Automated tests as described in RHQ-792 should be added to confirm this fix.
Use the following procedure:
1) Inventory only the platform.
2) execute "inventory --xml --export=export-1.xml" on the agent command line
3) shut down the agent
4) Go to Administration>System Configuration>Templates
5) Edit Metric Templates for CPU
6) check "Update schedules for existing resources", set collection interval to 10 minutes for "Idle" metrics (this will enable that metric as well)
7) Check that this metric got updated for the individual CPU resources in their Monitor>Schedule sub tabs
8) start up the agent
9) wait 30s (shouldn't be necessary)
10) execute "inventory --xml --export=export-2.xml" on the agent commandline
11) Locate the <schedule> element with name CpuPerc.idle for the same CPU resource in both export-1.xml and export-2.xml
The schedule in export-1.xml should be disabled and the interval should be 1200000.
The schedule in export-2.xml should be enabled and interval should be 600000.
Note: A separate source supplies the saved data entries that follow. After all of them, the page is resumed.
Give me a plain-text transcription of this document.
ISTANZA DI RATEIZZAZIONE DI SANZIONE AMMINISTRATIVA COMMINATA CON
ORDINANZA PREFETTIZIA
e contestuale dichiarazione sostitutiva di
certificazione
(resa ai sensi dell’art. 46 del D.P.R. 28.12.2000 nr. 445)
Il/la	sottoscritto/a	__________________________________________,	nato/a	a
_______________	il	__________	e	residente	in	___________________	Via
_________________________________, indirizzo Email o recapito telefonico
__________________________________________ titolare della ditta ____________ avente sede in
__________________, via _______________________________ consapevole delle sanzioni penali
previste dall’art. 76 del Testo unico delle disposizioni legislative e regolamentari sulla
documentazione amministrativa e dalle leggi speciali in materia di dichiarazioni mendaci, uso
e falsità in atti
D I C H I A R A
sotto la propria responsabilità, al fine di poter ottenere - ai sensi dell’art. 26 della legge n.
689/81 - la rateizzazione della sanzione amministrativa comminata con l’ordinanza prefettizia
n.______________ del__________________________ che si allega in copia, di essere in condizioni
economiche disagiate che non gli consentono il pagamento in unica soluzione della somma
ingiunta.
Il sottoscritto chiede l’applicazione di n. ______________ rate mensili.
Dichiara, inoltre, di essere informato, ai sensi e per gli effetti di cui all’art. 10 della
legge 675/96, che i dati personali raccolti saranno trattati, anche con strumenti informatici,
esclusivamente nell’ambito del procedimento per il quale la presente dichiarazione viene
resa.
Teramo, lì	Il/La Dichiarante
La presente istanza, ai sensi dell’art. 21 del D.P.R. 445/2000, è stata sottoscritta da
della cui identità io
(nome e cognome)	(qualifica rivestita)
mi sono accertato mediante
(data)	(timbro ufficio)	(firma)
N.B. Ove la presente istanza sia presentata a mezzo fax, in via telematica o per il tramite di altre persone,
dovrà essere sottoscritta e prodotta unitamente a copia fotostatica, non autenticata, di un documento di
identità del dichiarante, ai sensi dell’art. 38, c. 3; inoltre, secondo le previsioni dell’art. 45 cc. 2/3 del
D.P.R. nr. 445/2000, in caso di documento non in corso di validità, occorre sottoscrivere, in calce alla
Actual results (prior to this bug being fixed):
The schedule looks the same in both files.
Fixed by updating the mtime externally from SLSB methods, rather than inside Resource entity's setters (git commit e22d84ed25a635fc2cbc416bdee87dc340166749). Tested fix using the above repro steps. Also tested that name/description/location updates done while the Agent is offline get synced when the Agent comes back online.
Fixed in RHQ_1_2_0_GA_PERF branch - r5255.
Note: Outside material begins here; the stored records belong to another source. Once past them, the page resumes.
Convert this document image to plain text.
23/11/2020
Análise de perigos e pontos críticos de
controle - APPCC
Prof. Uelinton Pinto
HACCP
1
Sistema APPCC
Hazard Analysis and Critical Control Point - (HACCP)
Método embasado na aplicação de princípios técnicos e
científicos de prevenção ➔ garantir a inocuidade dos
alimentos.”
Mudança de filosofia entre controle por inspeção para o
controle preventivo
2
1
Ian, can you merge this into 1.3.1 too. Thanks
Associated case: 344497
Fixed in 1.3 CP branch - r5256. Charles, is that what you meant by 1.3.1?
r5258 - When updating metric schedules, if pushing the updated schedules to the Agents fails, throw an Exception, rather than just touching the mtime on the corresponding Resources; ***NOTE*** THIS IS A SPECIAL FIX FOR THIS BRANCH ONLY AND SHOULD NOT BE MERGED INTO TRUNK!
git commit for fix to trunk: e22d84ed25a635fc2cbc416bdee87dc340166749
It turns out the mtime also needs to be set on Resources when inventoryStatus is updated, otherwise inventory statuses never get synced to Agents... This is fixed by the following commits:
master - commit fdd23ec2bb428e6bde53e70d9b31c6ae22465da0
1.3 CP branch - r5262
1.2 PERF branch - r5261
This bug was previously known as http://jira.rhq-project.org/browse/RHQ-1996
This bug relates to RHQ-792
The backward patching was incomplete in the RHQ_1_3_0_GA_CP branch. This has been resolved in r5269.
qa -> gneelaka
This has the same repro steps as
Mass-closure of verified bugs against JON.